There are certain types of censorship that have been the subject of debate for many years, the main ones being violence and sexual content. Although we as a society have mainly become desensitised to violence, there are still instances where it is deemed unsuitable. There have been debates over whether to censor TV because of certain programs that feature violence and sexual content, and how children may come across it and watch it. This is often spoken out against by those who claim that parents should have control over what their children watch, and that it is down to the parents responsibility rather than the government or censorship organisations to decide what is and isn’t suitable to be broadcast.
There are certain measurements in place to make sure that there is some control over how certain kinds of programs are broadcast, such as the watershed, in which after 9pm, programs that feature adult content can be broadcast.
Censorship is important in certain cases because material that is deemed sensitive, e.g. political, military, religious has to be covered up to protect either the public or those involved in the footage.
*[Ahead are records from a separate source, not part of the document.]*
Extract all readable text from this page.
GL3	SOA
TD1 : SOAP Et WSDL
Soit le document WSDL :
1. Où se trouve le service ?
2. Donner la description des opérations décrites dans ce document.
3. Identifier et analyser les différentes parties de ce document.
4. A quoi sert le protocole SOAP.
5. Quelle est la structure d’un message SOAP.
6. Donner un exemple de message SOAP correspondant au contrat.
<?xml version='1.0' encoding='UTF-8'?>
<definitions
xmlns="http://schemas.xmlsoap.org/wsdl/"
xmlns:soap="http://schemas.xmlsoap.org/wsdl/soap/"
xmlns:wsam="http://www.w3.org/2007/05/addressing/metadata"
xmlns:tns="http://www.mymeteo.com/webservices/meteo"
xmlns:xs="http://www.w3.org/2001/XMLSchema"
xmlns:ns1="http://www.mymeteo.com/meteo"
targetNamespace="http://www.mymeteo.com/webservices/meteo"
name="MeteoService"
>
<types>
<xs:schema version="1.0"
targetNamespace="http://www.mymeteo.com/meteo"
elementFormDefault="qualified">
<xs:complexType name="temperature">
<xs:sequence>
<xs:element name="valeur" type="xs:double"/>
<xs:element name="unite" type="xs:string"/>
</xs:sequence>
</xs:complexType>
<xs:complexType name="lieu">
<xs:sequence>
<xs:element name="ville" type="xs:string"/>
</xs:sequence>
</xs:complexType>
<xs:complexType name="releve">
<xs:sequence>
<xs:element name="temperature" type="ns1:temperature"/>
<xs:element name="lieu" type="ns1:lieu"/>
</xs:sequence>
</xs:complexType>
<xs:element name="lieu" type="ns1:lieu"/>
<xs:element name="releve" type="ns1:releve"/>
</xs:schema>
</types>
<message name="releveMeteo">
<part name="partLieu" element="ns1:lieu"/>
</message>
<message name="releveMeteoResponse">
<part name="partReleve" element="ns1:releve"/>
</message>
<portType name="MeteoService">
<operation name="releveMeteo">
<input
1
“Video Nasty” is a term coined by Mary Whitehouse in a campaign to ban and censor violent films and television programs in order to protect children from watching them. Many films and TV programs banned and heavily censored due to the rise in VHS tapes that featured extreme violent content. At the time, video cassettes weren’t classified, meaning that young children were able to rent out the ultra violent films and watch them. Mary Whitehouse and many supporters wanted a censorship ban on all violent videos, and for censorship organisations to start putting certifications on films in order to stop young children from being exposed to them. Many raids were carried out and arrests were made on video rental shops that provided these “video nasties” to children. Even though many of these films were banned, since then they have been re-submitted to classification boards for reviewal, and eventually, for re-release.